Nawet nie wiedziałem 🙂 Bardziej martwiłbym się premierą, niż kolorystyką. Bo stan gry, brak SI na trailerach sprawiają, że ten wrzesień jakoś mi się nie spina z tym wszystkich. Ale tak, masz rację, lepsza szara gierka bez SI, niż dopracowana w kolorze 😀
Typ co widział jeden komentarz i oczywiście robi to o co oskarża innych – szufladkuje – „gracze co?” XD
Oczywiście jego szufladkowanie jest lepsiejsze szufladkowanie niż kogokolwiek innego, bo wiadomo jakie tutaj ma wsparcie xD
Osobiście odkąd tylko wyszedł Stalker i grałem na pc od około 2006 roku śledzę co się z serią dzieje (nie wchodzę co prawda na twittera i reddita, bo bez sensu tylko się denerwować) i jakoś nie widziałem komentarzy „gRaCZy™®©” odnośnie saturacji, ale no cóż jak ktoś chce się striggerować to wiadomo, że coś sobie znajdzie xD
Mam pytanie do osób co grały w Stalkery poprzednie.

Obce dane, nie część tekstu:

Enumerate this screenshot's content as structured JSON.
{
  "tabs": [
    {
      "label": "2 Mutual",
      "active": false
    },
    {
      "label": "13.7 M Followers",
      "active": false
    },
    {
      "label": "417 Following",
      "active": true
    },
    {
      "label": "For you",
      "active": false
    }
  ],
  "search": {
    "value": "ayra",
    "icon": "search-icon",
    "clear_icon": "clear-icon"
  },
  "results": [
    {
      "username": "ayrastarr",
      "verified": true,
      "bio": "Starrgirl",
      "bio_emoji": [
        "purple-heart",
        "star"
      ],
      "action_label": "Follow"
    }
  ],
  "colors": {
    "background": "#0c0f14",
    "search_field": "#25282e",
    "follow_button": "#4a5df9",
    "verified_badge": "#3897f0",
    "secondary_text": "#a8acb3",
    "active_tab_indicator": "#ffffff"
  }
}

Jak tam wygląda rozgrywka? To coś jak „Gothic”, że jest pełno niebezpiecznych miejsc i jakieś małe enklawy, które dają nam zadania itp. Czy to bardziej Taki CoD na otwartej mapie, bo z trailerów 2, widzę tylko strzelania głównie do wszystkiego. Podejmuje się tam jakieś decyzje typu pomóż tym lub tamtym, albo wybory typu ratuj zapasy lub zaopatrzeniowca, czy to raczej zadania typu idź zabij/przynieś?
Nie, ciężko porównać STALKERa do innej gry, ze względu na mocno SIMowe aspekty. Świat jest mocno otwarty, musisz jeść, spać – ale nie ma wątków RPG, chociaż były zamysłem w początkowej fazie.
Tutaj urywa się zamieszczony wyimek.